The Crimson Horror, written by Mark Gatiss.
Waxy, blood-red bodies wash up in Victorian Yorkshire; the Paternoster Gang make a comeback; Dame Diana Rigg is the enigmatic Mrs Gillyflower; something terrible is going on at the Sweetville mill.
After the disappointing Ice Warrior revival Cold War, Mark Gatiss had better redeem himself with his second series outing: The Crimson Horror. The premise is enticing, and it’s been a while since we’ve had a romping historical. The Paternoster Gang return, to the joy and anger of the fandom, and Dame Diana Rigg and her daughter Rachael Stirling star. Waxen corpses appear in the river in a Victorian Yorkshire town and the Doctor and Clara investigate the local Sweetville mill. To quote Doctor Who TV: “It’s… Doctor/Clara lite”: The Crimson Horror appears to be our first Doctor and companion-lite episode since Love & Monsters. I wonder how the episode will get on with just the Paternoster Gang taking centre stage.
Nightmare in Silver, written by Neil Gaiman.
The greatest theme park in the universe; a dysfunctional army; a chilling resurrection of an old foe; the Cybermen have returned.
Neil Gaiman has become a household name in the Whoniverse. His masterpiece, The Doctor’s Wife remains one of the best Doctor Who episodes (ever) to date, and when it was announced he was scripting another, fans were feverish. The Cybermen have deserved a redesign for a while, and Moffat acknowledged their last excursion, Closing Time was poor. It’s no wonder he asked Gaiman to reinvent the Cybermen.
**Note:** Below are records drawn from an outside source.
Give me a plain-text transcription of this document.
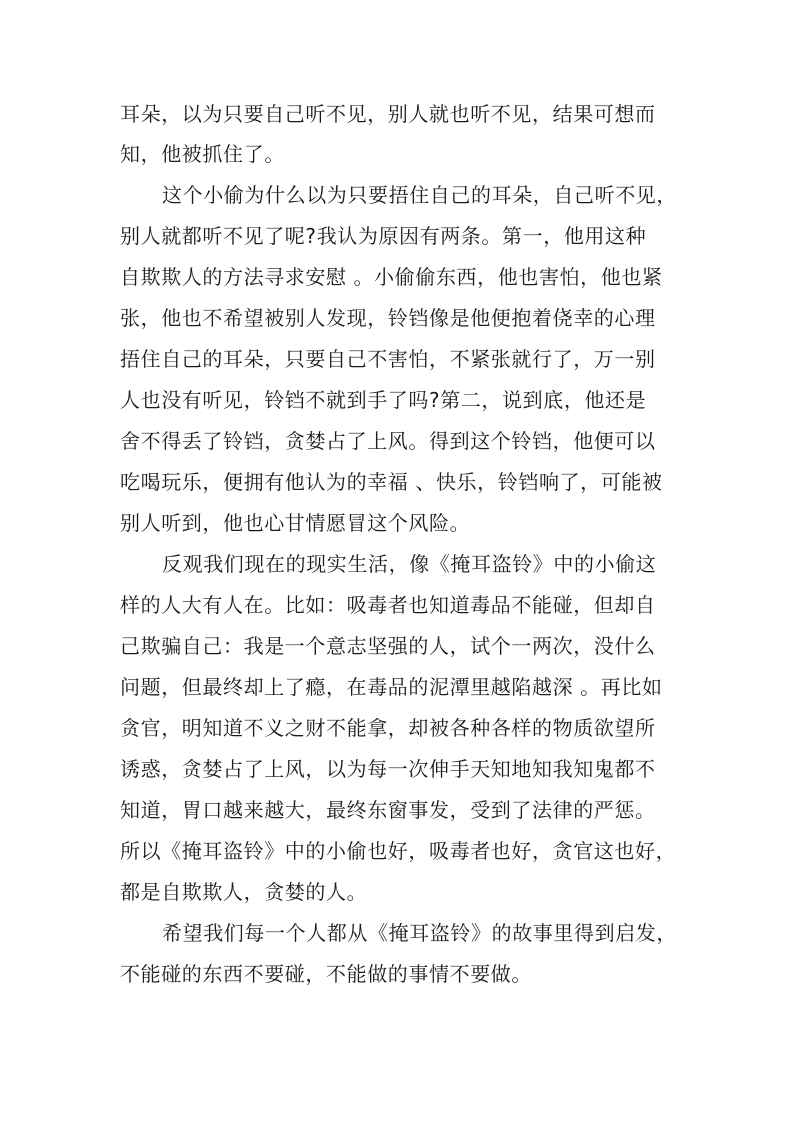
耳朵，以为只要自己听不见，别人就也听不见，结果可想而

知，他被抓住了。

这个小偷为什么以为只要捂住自己的耳朵，自己听不见，

别人就都听不见了呢?我认为原因有两条。第一，他用这种

自欺欺人的方法寻求安慰 。小偷偷东西，他也害怕，他也紧

张，他也不希望被别人发现，铃铛像是他便抱着侥幸的心理

捂住自己的耳朵，只要自己不害怕，不紧张就行了，万一别

人也没有听见，铃铛不就到手了吗?第二，说到底，他还是

舍不得丢了铃铛，贪婪占了上风。得到这个铃铛，他便可以

吃喝玩乐，便拥有他认为的幸福 、快乐，铃铛响了，可能被

别人听到，他也心甘情愿冒这个风险。

反观我们现在的现实生活，像《掩耳盗铃》中的小偷这

样的人大有人在。比如：吸毒者也知道毒品不能碰，但却自

己欺骗自己：我是一个意志坚强的人，试个一两次，没什么

问题，但最终却上了瘾，在毒品的泥潭里越陷越深 。再比如

贪官，明知道不义之财不能拿，却被各种各样的物质欲望所

诱惑，贪婪占了上风，以为每一次伸手天知地知我知鬼都不

知道，胃口越来越大，最终东窗事发，受到了法律的严惩。

所以《掩耳盗铃》中的小偷也好，吸毒者也好，贪官这也好，

都是自欺欺人，贪婪的人。

希望我们每一个人都从《掩耳盗铃》的故事里得到启发，

不能碰的东西不要碰，不能做的事情不要做。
I hope the writer brings something different and original to them, otherwise it won’t unique. However, knowing the fantastical mind of Neil Gaiman, Nightmare in Silver is going to be something really special.
The Name of the Doctor, written by Steven Moffat.
When the title of Series Seven’s finale was announced, I was ecstatic. The Name of the Doctor sounds absolutely fantastic and I think it might be the highlight of the series. We get to discover the Doctor’s “greatest secret” (most likely not his name), see old “friends”, and a new villain: the Whispermen. Steven Moffat’s latest script, The Bells of Saint John was by far my favourite of his for a long, long time and if The Name of the Doctor is as good as that, he will rocket upwards in my books.
The BBC have graced Doctor Who with a sizable budget, and that has been displayed in the first four episodes – particularly The Rings of Akhaten, so who knows what we’re going to see in the next month.
Brand, spanking new Cybermen; murder in Victorian Yorkshire; loads of unseen rooms within the TARDIS; the Doctor’s “greatest secret”… oh I just can’t wait!